Beijing’s Ministry of Commerce has promised to open the door for new wharves, shipbuilding, fishing facilities, and clean energy development in the Solomon Islands, according to a recently leaked document, hinting at the possibility that a contentious security deal could open the door for the militarization of the region.
The memorandum will see both parties work towards a “win-win” partnership and “deepen cooperation” in the blue economy and green technologies.
Both countries will try to encourage business investment in a range of fields such as industrial fishing, marine technology, tourism, renewable energy (wind power, tidal power), offshore oil drilling, as well as the building of ports, submarine cables, and shipbuilding.
The agreement comes as the Chinese Communist Party (CCP) continues ramping up infrastructure development in the Solomon Islands.
The emergence of the security pact has sparked a flurry of diplomatic activity from democratic allies, including visits from the Biden administration’s Indo-Pacific coordinator Kurt Campbell and, more recently, a meeting between Australian Foreign Minister Marise Payne and her Solomons counterpart, Jeremiah Manele, in Brisbane on May 6.

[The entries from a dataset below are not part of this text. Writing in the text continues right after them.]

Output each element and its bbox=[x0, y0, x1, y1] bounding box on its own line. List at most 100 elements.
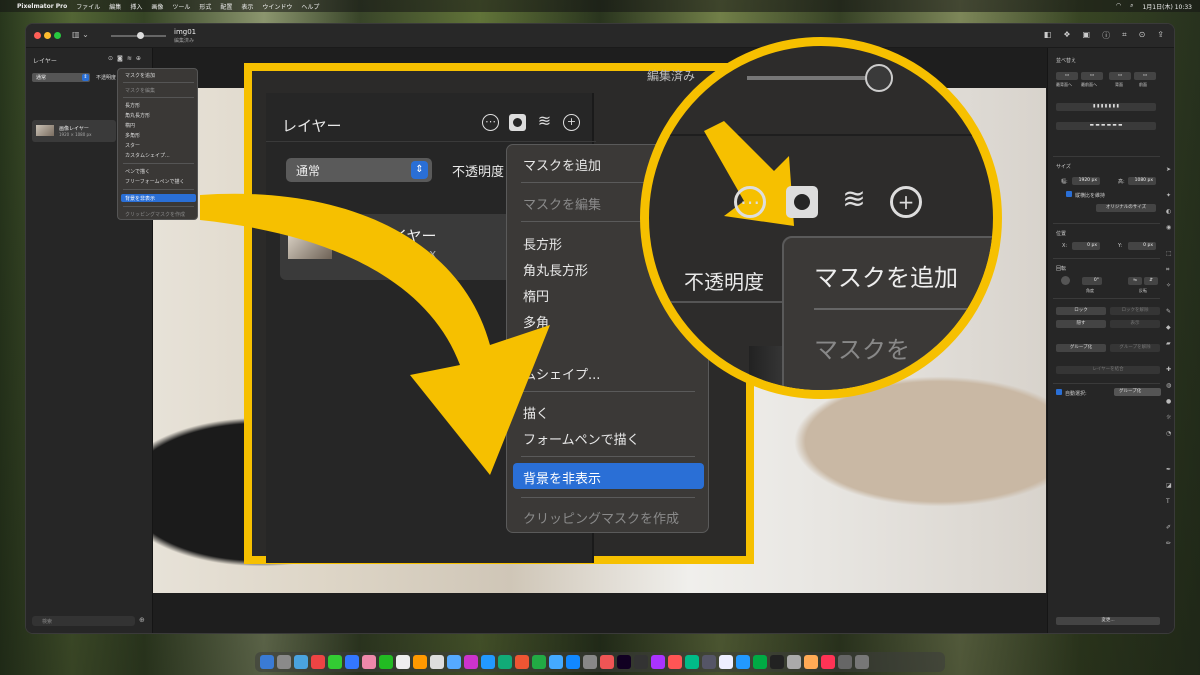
menu-item-clipping-mask[interactable]: クリッピングマスクを作成 bbox=[523, 508, 679, 527]
bring-forward-button[interactable]: ▭ bbox=[1134, 72, 1156, 80]
fill-tool-icon[interactable]: ◆ bbox=[1166, 324, 1171, 331]
music-icon[interactable] bbox=[804, 655, 818, 669]
excel-icon[interactable] bbox=[498, 655, 512, 669]
messages-icon[interactable] bbox=[328, 655, 342, 669]
flip-horizontal-button[interactable]: ⇋ bbox=[1128, 277, 1142, 285]
calendar-icon[interactable] bbox=[396, 655, 410, 669]
unlock-button[interactable]: ロックを解除 bbox=[1110, 307, 1160, 315]
creative-cloud-icon[interactable] bbox=[668, 655, 682, 669]
color-adjust-icon[interactable]: ◧ bbox=[1044, 30, 1052, 41]
menu-item-rounded-rectangle[interactable]: 角丸長方形 bbox=[125, 112, 150, 119]
more-icon[interactable]: ⋯ bbox=[482, 114, 499, 131]
erase-tool-icon[interactable]: ▰ bbox=[1166, 340, 1171, 347]
photos-icon[interactable] bbox=[362, 655, 376, 669]
shape-tool-icon[interactable]: ◪ bbox=[1166, 482, 1172, 489]
preview-icon[interactable] bbox=[787, 655, 801, 669]
menu-format[interactable]: 形式 bbox=[199, 2, 211, 11]
y-field[interactable]: 0 px bbox=[1128, 242, 1156, 250]
menu-item-add-mask[interactable]: マスクを追加 bbox=[523, 155, 601, 174]
keep-ratio-checkbox[interactable] bbox=[1066, 191, 1072, 197]
menu-item-custom-shape[interactable]: カスタムシェイプ... bbox=[125, 152, 170, 159]
menu-help[interactable]: ヘルプ bbox=[301, 2, 319, 11]
send-backward-button[interactable]: ▭ bbox=[1109, 72, 1131, 80]
terminal-icon[interactable] bbox=[702, 655, 716, 669]
add-layer-icon[interactable]: ⊕ bbox=[136, 55, 141, 62]
facetime-icon[interactable] bbox=[379, 655, 393, 669]
auto-select-checkbox[interactable] bbox=[1056, 389, 1062, 395]
style-tool-icon[interactable]: ✦ bbox=[1166, 192, 1171, 199]
angle-field[interactable]: 0° bbox=[1082, 277, 1102, 285]
more-icon[interactable]: ⊙ bbox=[108, 55, 113, 62]
maps-icon[interactable] bbox=[447, 655, 461, 669]
add-icon[interactable]: + bbox=[563, 114, 580, 131]
mask-icon[interactable] bbox=[509, 114, 526, 131]
menu-item-freeform-pen[interactable]: フリーフォームペンで描く bbox=[125, 178, 185, 185]
show-button[interactable]: 表示 bbox=[1110, 320, 1160, 328]
final-cut-icon[interactable] bbox=[634, 655, 648, 669]
layers-stack-icon[interactable]: ≋ bbox=[536, 113, 553, 131]
ungroup-button[interactable]: グループを解除 bbox=[1110, 344, 1160, 352]
menu-insert[interactable]: 挿入 bbox=[130, 2, 142, 11]
telegram-icon[interactable] bbox=[736, 655, 750, 669]
premiere-icon[interactable] bbox=[617, 655, 631, 669]
pixelmator-icon[interactable] bbox=[600, 655, 614, 669]
menu-item-star[interactable]: スター bbox=[125, 142, 140, 149]
effects-icon[interactable]: ❖ bbox=[1063, 30, 1070, 41]
reminders-icon[interactable] bbox=[430, 655, 444, 669]
clone-tool-icon[interactable]: ◍ bbox=[1166, 382, 1171, 389]
sidebar-toggle-icon[interactable]: ▥ ⌄ bbox=[72, 30, 89, 39]
menubar-clock[interactable]: 1月1日(木) 10:33 bbox=[1142, 2, 1192, 11]
menu-item-hide-background[interactable]: 背景を非表示 bbox=[125, 195, 155, 202]
utility-icon[interactable] bbox=[685, 655, 699, 669]
finder-icon[interactable] bbox=[260, 655, 274, 669]
itunes-icon[interactable] bbox=[821, 655, 835, 669]
launchpad-icon[interactable] bbox=[277, 655, 291, 669]
mail-icon[interactable] bbox=[345, 655, 359, 669]
rotation-dial[interactable] bbox=[1061, 276, 1070, 285]
add-icon[interactable]: ⊕ bbox=[139, 616, 145, 624]
menu-window[interactable]: ウインドウ bbox=[262, 2, 292, 11]
more-options-icon[interactable]: ⊙ bbox=[1139, 30, 1146, 41]
auto-select-dropdown[interactable]: グループ化 bbox=[1114, 388, 1161, 396]
menu-tools[interactable]: ツール bbox=[172, 2, 190, 11]
send-to-back-button[interactable]: ▭ bbox=[1056, 72, 1078, 80]
numbers-icon[interactable] bbox=[532, 655, 546, 669]
notes-icon[interactable] bbox=[413, 655, 427, 669]
menu-view[interactable]: 表示 bbox=[241, 2, 253, 11]
menu-item-pen[interactable]: ペンで描く bbox=[125, 168, 150, 175]
chrome-icon[interactable] bbox=[311, 655, 325, 669]
menu-item-clipping-mask[interactable]: クリッピングマスクを作成 bbox=[125, 211, 185, 218]
menu-arrange[interactable]: 配置 bbox=[220, 2, 232, 11]
x-field[interactable]: 0 px bbox=[1072, 242, 1100, 250]
menu-item-polygon[interactable]: 多角形 bbox=[125, 132, 140, 139]
affinity-icon[interactable] bbox=[651, 655, 665, 669]
menu-edit[interactable]: 編集 bbox=[109, 2, 121, 11]
powerpoint-icon[interactable] bbox=[515, 655, 529, 669]
info-icon[interactable]: ⓘ bbox=[1102, 30, 1110, 41]
color-adjust-tool-icon[interactable]: ◐ bbox=[1166, 208, 1171, 215]
flip-vertical-button[interactable]: ⇵ bbox=[1144, 277, 1158, 285]
merge-layers-button[interactable]: レイヤーを結合 bbox=[1056, 366, 1160, 374]
paint-tool-icon[interactable]: ✎ bbox=[1166, 308, 1171, 315]
eyedropper-tool-icon[interactable]: ✐ bbox=[1166, 524, 1171, 531]
search-icon[interactable]: ⌕ bbox=[1130, 2, 1133, 11]
capture-icon[interactable] bbox=[770, 655, 784, 669]
width-field[interactable]: 1920 px bbox=[1072, 177, 1100, 185]
mask-icon[interactable]: ◙ bbox=[117, 55, 123, 62]
layer-search-input[interactable]: 検索 bbox=[32, 616, 135, 626]
app-menu[interactable]: Pixelmator Pro bbox=[17, 3, 67, 10]
wifi-icon[interactable]: ◠ bbox=[1116, 2, 1121, 11]
align-row-1[interactable]: ▮ ▮ ▮ ▮ ▮ ▮ ▮ bbox=[1056, 103, 1156, 111]
change-button[interactable]: 変更... bbox=[1056, 617, 1160, 625]
layers-stack-icon[interactable]: ≋ bbox=[127, 55, 132, 62]
photo-browser-icon[interactable]: ▣ bbox=[1083, 30, 1091, 41]
downloads-icon[interactable] bbox=[838, 655, 852, 669]
word-icon[interactable] bbox=[481, 655, 495, 669]
textedit-icon[interactable] bbox=[719, 655, 733, 669]
share-icon[interactable]: ⇪ bbox=[1157, 30, 1164, 41]
menu-item-ellipse[interactable]: 楕円 bbox=[125, 122, 135, 129]
trash-icon[interactable] bbox=[855, 655, 869, 669]
minimize-button[interactable] bbox=[44, 32, 51, 39]
keynote-icon[interactable] bbox=[549, 655, 563, 669]
zoom-slider-knob[interactable] bbox=[137, 32, 144, 39]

This comes as the CCP has been scrutinised for its adherence to the military-civil fusion doctrine, which allows the party to repurpose existing civilian technologies and developments for military use.
The issue came to prominence when it emerged that thousands of Chinese professors working in universities in Western countries were actually linked to the People’s Liberation Army and using the know-how and research they had gained to bolster the development of the CCP military arm.
Anne-Marie Brady, a China expert based at the University of Canterbury in New Zealand, has accused the regime in Beijing of “repeatedly” trying to gain access to militarily significant airfields and ports in the South Pacific.
“China provides weapons, military vehicles and vessels, uniforms, training, and military buildings” to the armed forces of Fiji, Papua New Guinea, Tonga, Vanuatu, and now the Solomon Islands,” Brady wrote on Twitter.
“PLA Yuanwang space-tracking vessels deploy to the Pacific during missile and satellite launches, using [French Polynesia’s capital] Papeete and [Fiji’s capital] Suva as their base ports. China is using its Pacific embassies as sites for Beidou ground stations. Like GPS, it is military technology, crucial for missile targeting.”